Node deletion is one of possible the mechanisms to force a stateful pod to be deleted.
https://kubernetes.io/docs/tasks/run-application/force-delete-stateful-set-pod/#delete-pods
https://github.com/kubernetes/community/blob/master/contributors/design-proposals/storage/pod-safety.md#pod-safety-consistency-guarantees-and-storage-implications

If there were an edge case where we deleted an unreachable node and therefore removing any pod from etcd, but an stateful process were still running on the underlying host, we'll be immediately freeing up the pod name from the apiserver. "This would let the StatefulSet controller create a replacement Pod with that same identity; this can lead to the duplication of a still-running Pod, and if said Pod can still communicate with the other members of the StatefulSet, will violate the at most one semantics that StatefulSet is designed to guarantee."

To mitigate this it'd be safer to delete the node only after the owned infraMachine is gone. This would give stronger guarantees that the underlying host is destroyed and so there's no chance of a stateful "leaked" process still running.

Anything else you would like to add:
[Miscellaneous information that will assist in solving the issue.]

Environment:

Cluster-api version:
Minikube/KIND version:
Kubernetes version: (use kubectl version):
OS (e.g. from /etc/os-release):

/kind bug

kinbug lifecyclactive

Source

enxebre

Most helpful comment

I see Cloud controller manager as something orthogonal here. We want to provide the same provider agnostic CAPI semantics/behaviour/UX and not every environment is guaranteed to have a Cloud controller manager nor to delete the node, e.g libvirt, baremetal...
Plus we are the authority source voluntarily destroying the underlying infra, I see not point on keeping the node.

enxebre on 6 Mar 2020

👍2

All 8 comments

cc @JoelSpeed @detiber @ncdc

enxebre on 6 Mar 2020

👍 this has been in my head for a while but I never got around to filing. Thank you! This will also speed up deletion, because right now when we remove the Node from the apiserver, the kubelet is still running, and it's trying to update its .status, which fails. I think this causes the shutdown of the kubelet process to take longer than it otherwise would (definitely noticeable delays).

ncdc on 6 Mar 2020

Should the machine controller be deleting the Node at all? I thought this was the responsibility of the K8s cloud controller manager?
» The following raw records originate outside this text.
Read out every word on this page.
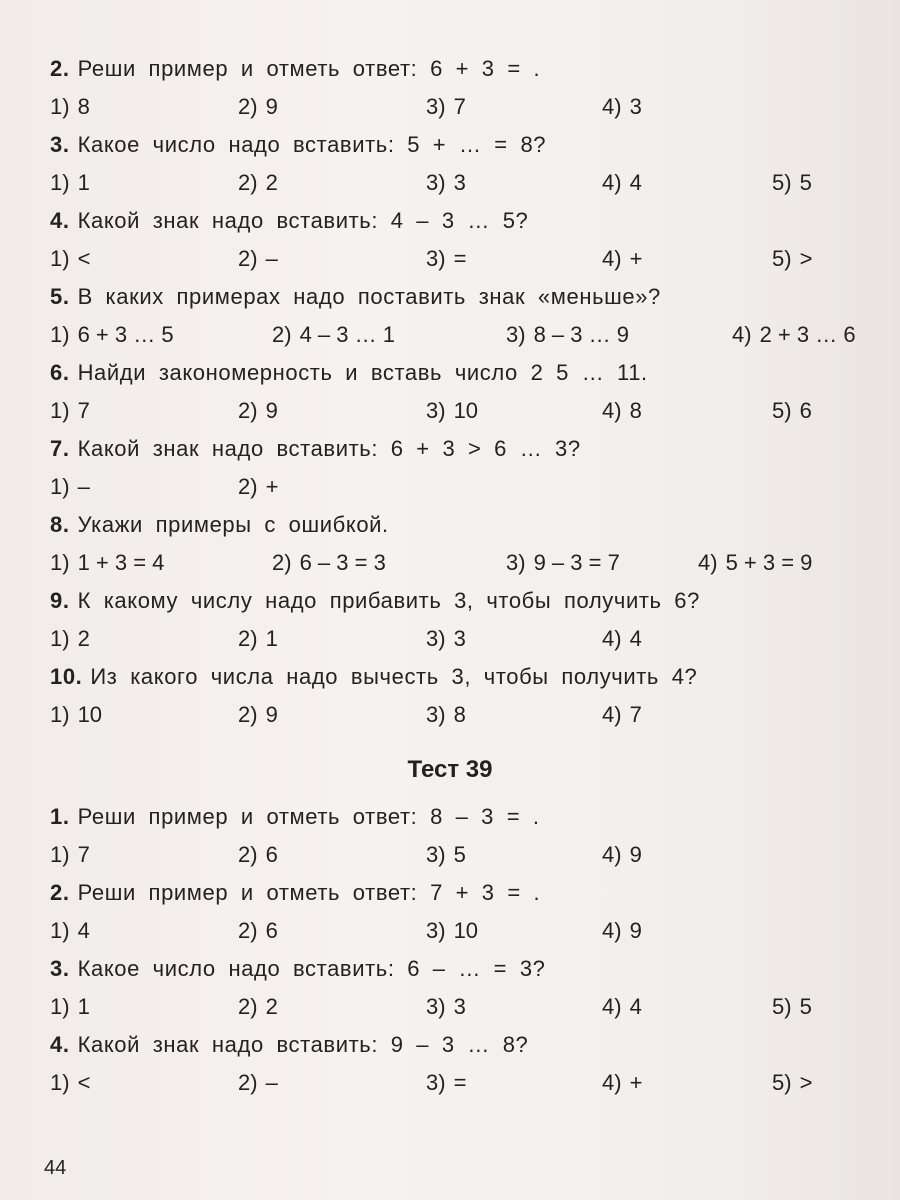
2. Реши пример и отметь ответ: 6 + 3 = .
1) 8	2) 9	3) 7	4) 3
3. Какое число надо вставить: 5 + … = 8?
1) 1	2) 2	3) 3	4) 4	5) 5
4. Какой знак надо вставить: 4 – 3 … 5?
1) <	2) –	3) =	4) +	5) >
5. В каких примерах надо поставить знак «меньше»?
1) 6 + 3 … 5	2) 4 – 3 … 1	3) 8 – 3 … 9	4) 2 + 3 … 6
6. Найди закономерность и вставь число 2 5 … 11.
1) 7	2) 9	3) 10	4) 8	5) 6
7. Какой знак надо вставить: 6 + 3 > 6 … 3?
1) –	2) +
8. Укажи примеры с ошибкой.
1) 1 + 3 = 4	2) 6 – 3 = 3	3) 9 – 3 = 7	4) 5 + 3 = 9
9. К какому числу надо прибавить 3, чтобы получить 6?
1) 2	2) 1	3) 3	4) 4
10. Из какого числа надо вычесть 3, чтобы получить 4?
1) 10	2) 9	3) 8	4) 7
Тест 39
1. Реши пример и отметь ответ: 8 – 3 = .
1) 7	2) 6	3) 5	4) 9
2. Реши пример и отметь ответ: 7 + 3 = .
1) 4	2) 6	3) 10	4) 9
3. Какое число надо вставить: 6 – … = 3?
1) 1	2) 2	3) 3	4) 4	5) 5
4. Какой знак надо вставить: 9 – 3 … 8?
1) <	2) –	3) =	4) +	5) >
44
From the K8s docs on cloud-controller-manager

node controller - responsible for updating kubernetes nodes using cloud APIs and deleting kubernetes nodes that were deleted on your cloud.
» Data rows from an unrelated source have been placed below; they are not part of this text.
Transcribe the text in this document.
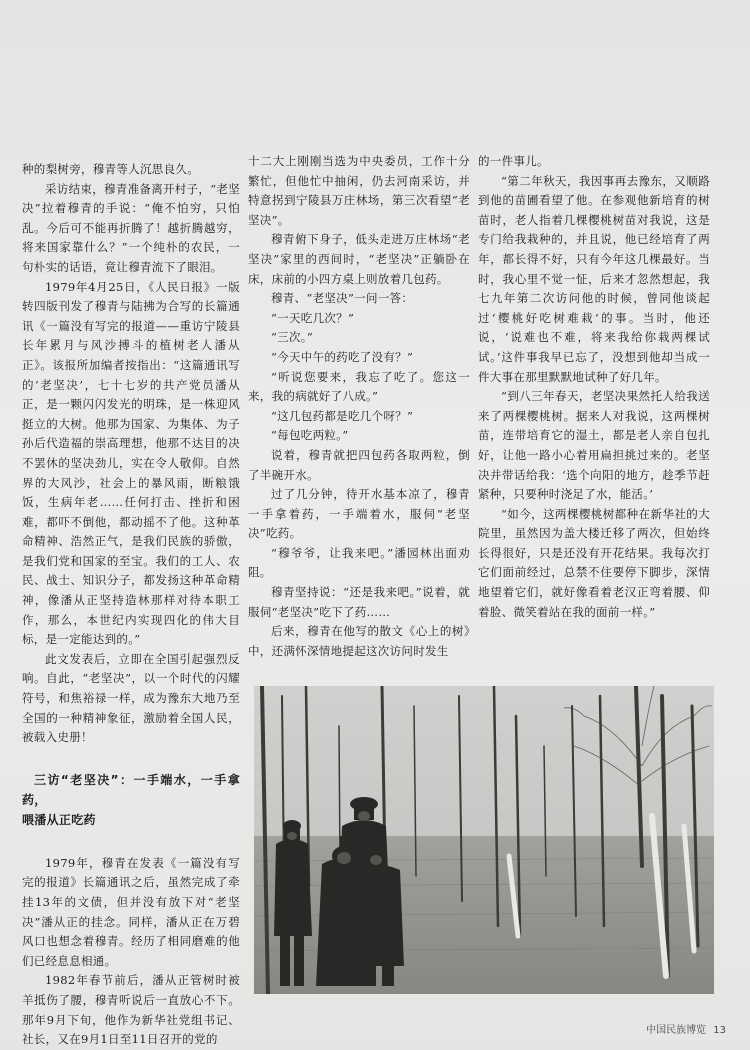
种的梨树旁，穆青等人沉思良久。

采访结束，穆青准备离开村子，“老坚决”拉着穆青的手说：“俺不怕穷，只怕乱。今后可不能再折腾了！越折腾越穷，将来国家靠什么？”一个纯朴的农民，一句朴实的话语，竟让穆青流下了眼泪。

1979年4月25日，《人民日报》一版转四版刊发了穆青与陆拂为合写的长篇通讯《一篇没有写完的报道——重访宁陵县长年累月与风沙搏斗的植树老人潘从正》。该报所加编者按指出：“这篇通讯写的‘老坚决’，七十七岁的共产党员潘从正，是一颗闪闪发光的明珠，是一株迎风挺立的大树。他那为国家、为集体、为子孙后代造福的崇高理想，他那不达目的决不罢休的坚决劲儿，实在令人敬仰。自然界的大风沙，社会上的暴风雨，断粮饿饭，生病年老……任何打击、挫折和困难，都吓不倒他，都动摇不了他。这种革命精神、浩然正气，是我们民族的骄傲，是我们党和国家的至宝。我们的工人、农民、战士、知识分子，都发扬这种革命精神，像潘从正坚持造林那样对待本职工作，那么，本世纪内实现四化的伟大目标，是一定能达到的。”

此文发表后，立即在全国引起强烈反响。自此，“老坚决”，以一个时代的闪耀符号，和焦裕禄一样，成为豫东大地乃至全国的一种精神象征，激励着全国人民，被载入史册！

三访“老坚决”：一手端水，一手拿药，
喂潘从正吃药

1979年，穆青在发表《一篇没有写完的报道》长篇通讯之后，虽然完成了牵挂13年的文债，但并没有放下对“老坚决”潘从正的挂念。同样，潘从正在万碧风口也想念着穆青。经历了相同磨难的他们已经息息相通。

1982年春节前后，潘从正管树时被羊抵伤了腰，穆青听说后一直放心不下。那年9月下旬，他作为新华社党组书记、社长，又在9月1日至11日召开的党的

十二大上刚刚当选为中央委员，工作十分繁忙，但他忙中抽闲，仍去河南采访，并特意拐到宁陵县万庄林场，第三次看望“老坚决”。

穆青俯下身子，低头走进万庄林场“老坚决”家里的西间时，“老坚决”正躺卧在床，床前的小四方桌上则放着几包药。

穆青、“老坚决”一问一答：

“一天吃几次？”

“三次。”

“今天中午的药吃了没有？”

“听说您要来，我忘了吃了。您这一来，我的病就好了八成。”

“这几包药都是吃几个呀？”

“每包吃两粒。”

说着，穆青就把四包药各取两粒，倒了半碗开水。

过了几分钟，待开水基本凉了，穆青一手拿着药，一手端着水，服伺“老坚决”吃药。

“穆爷爷，让我来吧。”潘园林出面劝阻。

穆青坚持说：“还是我来吧。”说着，就服伺“老坚决”吃下了药……

后来，穆青在他写的散文《心上的树》中，还满怀深情地提起这次访问时发生

的一件事儿。

“第二年秋天，我因事再去豫东，又顺路到他的苗圃看望了他。在参观他新培育的树苗时，老人指着几棵樱桃树苗对我说，这是专门给我栽种的，并且说，他已经培育了两年，都长得不好，只有今年这几棵最好。当时，我心里不觉一怔，后来才忽然想起，我七九年第二次访问他的时候，曾同他谈起过‘樱桃好吃树难栽’的事。当时，他还说，‘说难也不难，将来我给你栽两棵试试。’这件事我早已忘了，没想到他却当成一件大事在那里默默地试种了好几年。

“到八三年春天，老坚决果然托人给我送来了两棵樱桃树。据来人对我说，这两棵树苗，连带培育它的湿土，都是老人亲自包扎好，让他一路小心着用扁担挑过来的。老坚决并带话给我：‘选个向阳的地方，趁季节赶紧种，只要种时浇足了水，能活。’

“如今，这两棵樱桃树都种在新华社的大院里，虽然因为盖大楼迁移了两次，但始终长得很好，只是还没有开花结果。我每次打它们面前经过，总禁不住要停下脚步，深情地望着它们，就好像看着老汉正弯着腰、仰着脸、微笑着站在我的面前一样。”

中国民族博览 13
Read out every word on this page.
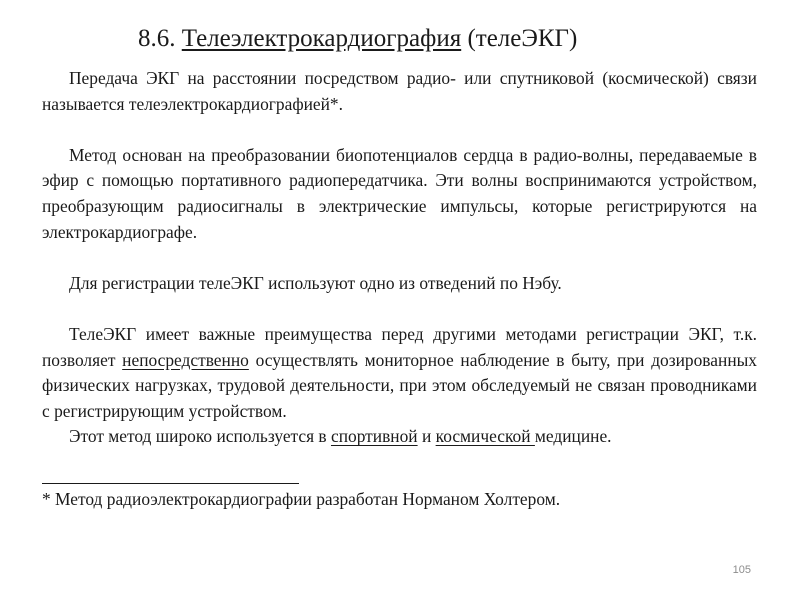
8.6. Телеэлектрокардиография (телеЭКГ)

Передача ЭКГ на расстоянии посредством радио- или спутниковой (космической) связи называется телеэлектрокардиографией*.

Метод основан на преобразовании биопотенциалов сердца в радио-волны, передаваемые в эфир с помощью портативного радиопередатчика. Эти волны воспринимаются устройством, преобразующим радиосигналы в электрические импульсы, которые регистрируются на электрокардиографе.

Для регистрации телеЭКГ используют одно из отведений по Нэбу.

ТелеЭКГ имеет важные преимущества перед другими методами регистрации ЭКГ, т.к. позволяет непосредственно осуществлять мониторное наблюдение в быту, при дозированных физических нагрузках, трудовой деятельности, при этом обследуемый не связан проводниками с регистрирующим устройством.

Этот метод широко используется в спортивной и космической медицине.

* Метод радиоэлектрокардиографии разработан Норманом Холтером.

105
My expectation of how this worked would have been:

Machine is deleted by something
Machine controller cordons/drains node
Machine controller deletes InfrastructureMachine
InfrastructureMachine controller sends request to cloud provider to terminate instance
Instance shuts down
Cloud controller manager removes the Node from the cluster

I think the important part of this is that the Node is removed after kubelet has stopped as @ncdc suggested. Is there a reason we can't rely on the cloud controller manager for this and have to do it ourselves? (I'm guessing something to do with many providers, not all of them implementing the node deletion part of CCM?)

EDIT: I see this was added in #809 to ensure that nodes are cleaned up if there is no CCM

JoelSpeed on 6 Mar 2020

enxebre on 6 Mar 2020

👍2

Just to echo some of the points above (and expand a bit) on the reasons we added the Node deletion. It was indeed to remain consistent in cases where a provider may not have an associated CCM, but also to provide consistency in cases where there were different behaviors exhibited by CCMs for different providers. I believe maintaining consistency here is important.

We can definitely talk about trying to get to a point in the future where there is a requirement to have a CCM for a given infrastructure provider, however we would also have to make sure that there is consistent behavior between them as well.